Poser du tavillon nécessite, en sus d’un solide savoir-faire qu’aucune formation spécifique ne dispense en Suisse, une infinie patience. Une bosse, soit 250 tavillons, ne permet en effet de couvrir qu’un mètre carré, facturé 175 francs - hors subventions, qui diffèrent d’un canton à l’autre -, pose et matériel compris. Un artisan expérimenté réalisant dix mètres carrés par jour au mieux, la réfection d’un toit entier constitue un travail de longue haleine.

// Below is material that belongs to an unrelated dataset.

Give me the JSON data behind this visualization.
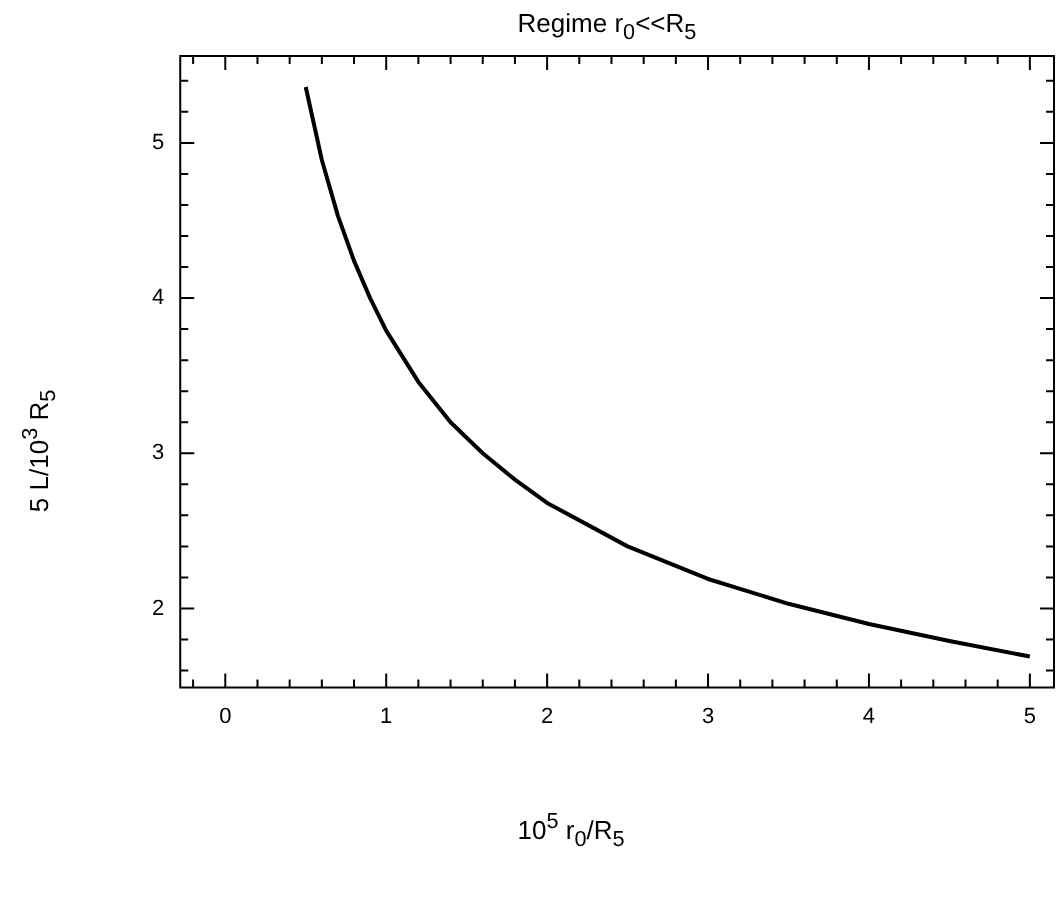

« Perpétuer cette technique ancienne contribue cependant à la préservation d’un patrimoine architectural d’exception. Et c’est très motivant! », s’exclame Hervé Schopfer. Le tavillon séduit aussi nombre d’architectes renommés, tel Norman Foster et Peter Zumthor, pour des réalisations contemporaines. Issu d’une ressource locale abondante et renouvelable, résistant aux intempéries, disposant d’un important pouvoir isolant naturel et magnifiquement patiné au bout de quelques années seulement: le tavillon a décidément tout pour plaire.